Canticle of the Creatures Reflections – Part 1 – page 7

Praised be You, my Lord, through Sister Moon and the stars,

in heaven You formed them clear and precious and beautiful.

Sister Moon and the Stars Say to Dance

by Joe Makley, OFS

National JPIC AnimatorI got to see a lot of the night sky as a boy scout in Florida. Our troop made its tents out of clear plastic off the roll, and we would lay there and watch Sister moon and the constellation Orion tread the great dance as we shared stories before drifting off.

When I was seventeen, I was sleeping outside again, looking up with a good friend who had left home and school with me to try our luck on the road. He said he felt crushed by the night sky, that its vastness and majesty told him he was insignificant, that it made him feel “like a bug.” To be fair, it was a difficult time in the world for sensitive people, as it is today.

I never lost my amazement at the universe, but I spent far more time worrying about problems on Earth. At age twenty-three I was living in a small backpacking tent on a pond in Maine, when the primeval call of a loon was interrupted by jovial laughter coming down the trail. A friend from the South named Albert appeared, a very welcome representative of the life I was leaving behind.

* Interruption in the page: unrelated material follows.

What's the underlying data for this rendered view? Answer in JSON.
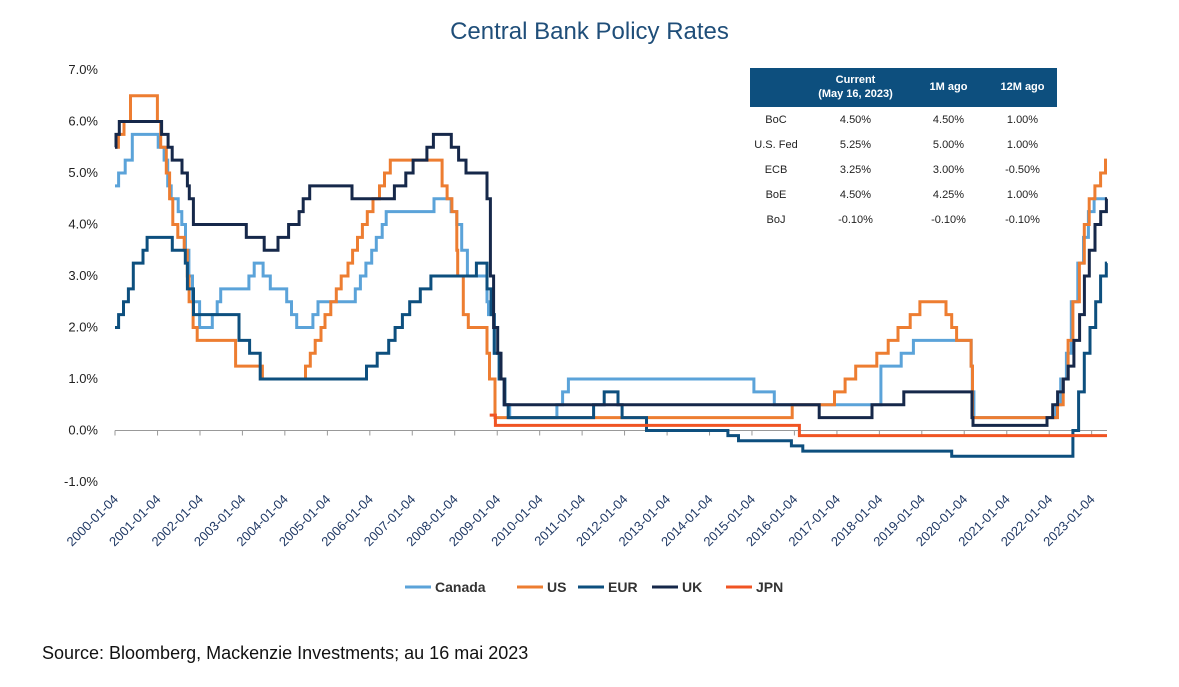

I drove him around Acadia National Park, showing animated pride that an A-list nature preserve was my back yard. We had lobsters on a harbor wharf, and then he asked me if I needed to borrow some money. I realized that he was thinking his friend had fallen on hard times. I reassured him that I was living this way by choice, and I was fine, but I could see he was doubtful.

We met a talkative young man and invited him to join our excursion. He said his name was Josete, and he was Jewish, and was traveling the country searching various places. He had recently come from the northwest, which he felt was beautiful, but diminishing for humans as “the scale is so totally humbling.” He seemed to still be looking for the right place.

After dark we stopped at Asticou Terraces, a garden trail that follows a cliff with steps to a series of overlooks above Northeast Harbor, toniest of the Island’s coastal villages. In the soft moonlight, the well-manicured stones were easy going, and bathed in a heavy scent of balsam fir, arbor vitae, and sea air. Below, the stars were reflected in wavelets and the sloops slip-slopped at their moorings.

Conversation diminished, and stopped altogether as we entered a high, moss-covered granite patio. As we gazed outward, the largest meteor I’ve ever seen streaked across the sky, broke into several pieces, each with their own trail, and left us breathless. For that moment, we were all in the right place, and we knew we were. I felt a deep gratitude, and perhaps an inkling of what Saint Francis meant in those words: “Praised be You, my Lord, through Sister Moon and the stars…”

In my life up to that point, I had not really internalized what appeared so obvious to St. Francis. When we gaze at the night sky and marvel at the self-evident hand of an amazing God, we are more than spectators. As we work in the name of Jesus, His co-eternal Son, to bring peace and justice and human dignity to this temporal world, we take our place in the great dance.